In the following blog I wanted to document encountering a problem on the Alteryx Community Discussion Boards, discuss how I went about solving it and reflect on the experience.
Last night I was browsing the Alteryx Community discussion boards hoping to log a first career problem solved to my account. I stumbled upon a curious challenge that no-one had offered a solution for. The user had a dataset of 500 rows, some had a groupID, others had Null. The user wanted a way to assign the Nulls to groups but wanted each group to be 20 rows. An additional requirement is that the cases be assigned in ID order, so the lowest rowID assigned first to the lowest group with available space.
The user's original thoughts on the problem was some kind of conditional multi-row formula to keep adding the same ID until 20 exist. I think this logic might have worked had no groups been assigned to that point. Ordering by row ID and having an ID copy for 20 rows before moving on. With groups already assigned I could not see a way to ensure we were assigning correctly so went in a different direction.
![](https://www.thedataschool.co.uk/content/images/2023/04/image-175.png)
My first step was to split the data into assigned and unassigned. For the assigned flow I summarized the data to work out how many groups we had and how many IDs were in them. I then used a row-level formula of 20 - count of IDs to compute spaces remaining. (NOTE this solution does assume we have at least 1 person assigned to each group in the dataset - although unioning on additional groups would be a workaround)
![](https://www.thedataschool.co.uk/content/images/2023/04/image-176.png)
I then worked on the unassigned flow, sorted by rowID, I thought I might be able to sample x rows and give them the appropriate GroupID. I realized that I would want to do this for each group seperately and union the results. Therefore a batch macro made sense with the summarized table mentioned above as the control parameter.
![](https://www.thedataschool.co.uk/content/images/2023/04/image-177.png)
The macro itself had two update values - the spaces remaining value from the summarized table updated the sample top N while the groupID of that table updated the formula tool with the GroupID to assign.
The macro worked as expected and all that was left was to union the already assigned cases and do a quick summarize to count GroupIDs and verify that each group had 20 cases as expected.
![](https://www.thedataschool.co.uk/content/images/2023/04/image-178.png)
![](https://www.thedataschool.co.uk/content/images/2023/04/image-179.png)

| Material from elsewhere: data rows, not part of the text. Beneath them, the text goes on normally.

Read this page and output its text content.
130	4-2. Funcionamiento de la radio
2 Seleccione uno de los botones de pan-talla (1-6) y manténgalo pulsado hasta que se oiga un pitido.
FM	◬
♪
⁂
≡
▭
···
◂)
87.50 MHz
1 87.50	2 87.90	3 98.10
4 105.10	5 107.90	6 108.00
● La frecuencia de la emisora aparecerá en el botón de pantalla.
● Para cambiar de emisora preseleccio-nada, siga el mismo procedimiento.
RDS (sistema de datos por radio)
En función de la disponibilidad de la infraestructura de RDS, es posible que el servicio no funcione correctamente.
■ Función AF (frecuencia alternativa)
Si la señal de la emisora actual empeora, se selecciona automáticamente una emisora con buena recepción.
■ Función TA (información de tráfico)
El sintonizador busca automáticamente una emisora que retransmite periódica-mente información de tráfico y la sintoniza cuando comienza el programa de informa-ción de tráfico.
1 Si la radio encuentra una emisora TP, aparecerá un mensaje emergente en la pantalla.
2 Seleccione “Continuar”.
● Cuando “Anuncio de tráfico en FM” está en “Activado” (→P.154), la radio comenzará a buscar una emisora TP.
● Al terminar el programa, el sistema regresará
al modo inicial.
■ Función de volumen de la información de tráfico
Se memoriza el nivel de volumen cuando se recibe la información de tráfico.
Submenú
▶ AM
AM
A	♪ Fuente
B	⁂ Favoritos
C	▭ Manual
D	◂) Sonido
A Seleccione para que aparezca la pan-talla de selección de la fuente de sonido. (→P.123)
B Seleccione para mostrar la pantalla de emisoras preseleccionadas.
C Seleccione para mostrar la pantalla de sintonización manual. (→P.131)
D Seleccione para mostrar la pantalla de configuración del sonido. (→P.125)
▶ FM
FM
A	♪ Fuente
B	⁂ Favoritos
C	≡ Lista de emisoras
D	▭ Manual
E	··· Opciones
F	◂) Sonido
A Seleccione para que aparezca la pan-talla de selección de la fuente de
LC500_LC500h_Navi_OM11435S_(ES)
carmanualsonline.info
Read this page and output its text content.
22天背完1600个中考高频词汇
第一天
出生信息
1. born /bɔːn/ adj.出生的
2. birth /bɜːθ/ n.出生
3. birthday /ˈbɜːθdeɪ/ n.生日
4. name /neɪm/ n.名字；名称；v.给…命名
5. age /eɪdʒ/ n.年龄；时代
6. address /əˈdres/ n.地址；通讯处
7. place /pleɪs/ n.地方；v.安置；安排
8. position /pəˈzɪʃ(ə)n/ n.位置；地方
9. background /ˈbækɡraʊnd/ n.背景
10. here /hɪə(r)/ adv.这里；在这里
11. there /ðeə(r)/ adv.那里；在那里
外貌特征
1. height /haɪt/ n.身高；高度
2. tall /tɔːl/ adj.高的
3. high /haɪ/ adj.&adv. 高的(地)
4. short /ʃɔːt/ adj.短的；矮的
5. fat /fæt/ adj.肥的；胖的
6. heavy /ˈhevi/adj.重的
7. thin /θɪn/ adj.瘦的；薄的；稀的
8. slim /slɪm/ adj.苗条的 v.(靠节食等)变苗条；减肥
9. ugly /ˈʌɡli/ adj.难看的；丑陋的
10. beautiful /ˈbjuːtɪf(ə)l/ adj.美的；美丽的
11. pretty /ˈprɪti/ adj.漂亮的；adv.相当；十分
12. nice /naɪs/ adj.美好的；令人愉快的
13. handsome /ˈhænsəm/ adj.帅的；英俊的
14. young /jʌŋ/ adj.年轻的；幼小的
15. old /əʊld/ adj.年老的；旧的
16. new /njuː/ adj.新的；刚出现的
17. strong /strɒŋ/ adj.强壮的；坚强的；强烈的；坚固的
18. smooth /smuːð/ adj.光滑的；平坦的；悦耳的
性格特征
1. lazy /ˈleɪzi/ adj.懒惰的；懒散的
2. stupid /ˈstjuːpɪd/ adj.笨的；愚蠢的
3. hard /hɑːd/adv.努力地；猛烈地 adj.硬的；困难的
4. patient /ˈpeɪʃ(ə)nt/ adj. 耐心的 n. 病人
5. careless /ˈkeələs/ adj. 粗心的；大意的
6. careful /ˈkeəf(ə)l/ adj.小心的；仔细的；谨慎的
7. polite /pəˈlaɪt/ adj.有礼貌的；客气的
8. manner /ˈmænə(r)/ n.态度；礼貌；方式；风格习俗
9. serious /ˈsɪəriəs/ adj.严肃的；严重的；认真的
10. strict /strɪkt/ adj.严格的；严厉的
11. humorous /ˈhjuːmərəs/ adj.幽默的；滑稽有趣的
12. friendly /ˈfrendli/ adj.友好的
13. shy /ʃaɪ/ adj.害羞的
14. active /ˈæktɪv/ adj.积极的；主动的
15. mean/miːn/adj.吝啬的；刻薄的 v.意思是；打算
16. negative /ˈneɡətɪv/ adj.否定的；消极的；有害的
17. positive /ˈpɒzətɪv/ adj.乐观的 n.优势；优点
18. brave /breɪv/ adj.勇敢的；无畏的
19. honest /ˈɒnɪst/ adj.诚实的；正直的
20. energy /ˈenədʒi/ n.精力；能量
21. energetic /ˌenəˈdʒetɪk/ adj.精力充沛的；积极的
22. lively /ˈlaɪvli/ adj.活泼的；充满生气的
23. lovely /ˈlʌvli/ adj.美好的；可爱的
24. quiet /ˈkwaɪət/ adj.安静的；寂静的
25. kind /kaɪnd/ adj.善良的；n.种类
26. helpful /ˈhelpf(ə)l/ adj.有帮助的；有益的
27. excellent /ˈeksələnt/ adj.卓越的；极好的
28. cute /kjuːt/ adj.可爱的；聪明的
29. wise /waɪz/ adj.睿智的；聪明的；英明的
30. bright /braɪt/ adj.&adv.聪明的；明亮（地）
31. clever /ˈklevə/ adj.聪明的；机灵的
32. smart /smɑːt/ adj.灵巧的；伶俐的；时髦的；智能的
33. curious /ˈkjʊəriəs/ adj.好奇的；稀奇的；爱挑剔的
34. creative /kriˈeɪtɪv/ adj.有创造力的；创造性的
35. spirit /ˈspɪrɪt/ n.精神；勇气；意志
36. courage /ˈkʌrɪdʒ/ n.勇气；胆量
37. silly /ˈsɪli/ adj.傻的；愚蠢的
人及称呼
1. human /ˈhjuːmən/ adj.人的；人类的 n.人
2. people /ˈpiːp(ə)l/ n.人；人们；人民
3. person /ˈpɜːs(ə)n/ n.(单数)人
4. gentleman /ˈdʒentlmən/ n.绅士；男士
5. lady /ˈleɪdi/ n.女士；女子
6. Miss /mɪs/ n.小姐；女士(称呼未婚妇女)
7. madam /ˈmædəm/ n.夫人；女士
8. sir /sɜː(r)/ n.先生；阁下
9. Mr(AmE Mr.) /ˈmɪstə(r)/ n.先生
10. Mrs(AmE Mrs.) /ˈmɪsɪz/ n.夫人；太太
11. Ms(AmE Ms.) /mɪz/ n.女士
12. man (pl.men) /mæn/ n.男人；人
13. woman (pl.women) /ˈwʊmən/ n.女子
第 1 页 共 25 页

Overall I was really satisfied with the solution, however, I am yet to be credited with a solve as it is up to the author of the post to bestow this honour - after all I might think I have solved his problem but without a consulting setting where I can question what they want and why I might not have solved his actual problem. Hopefully the solution I provided did help and that a solve designation is on the way.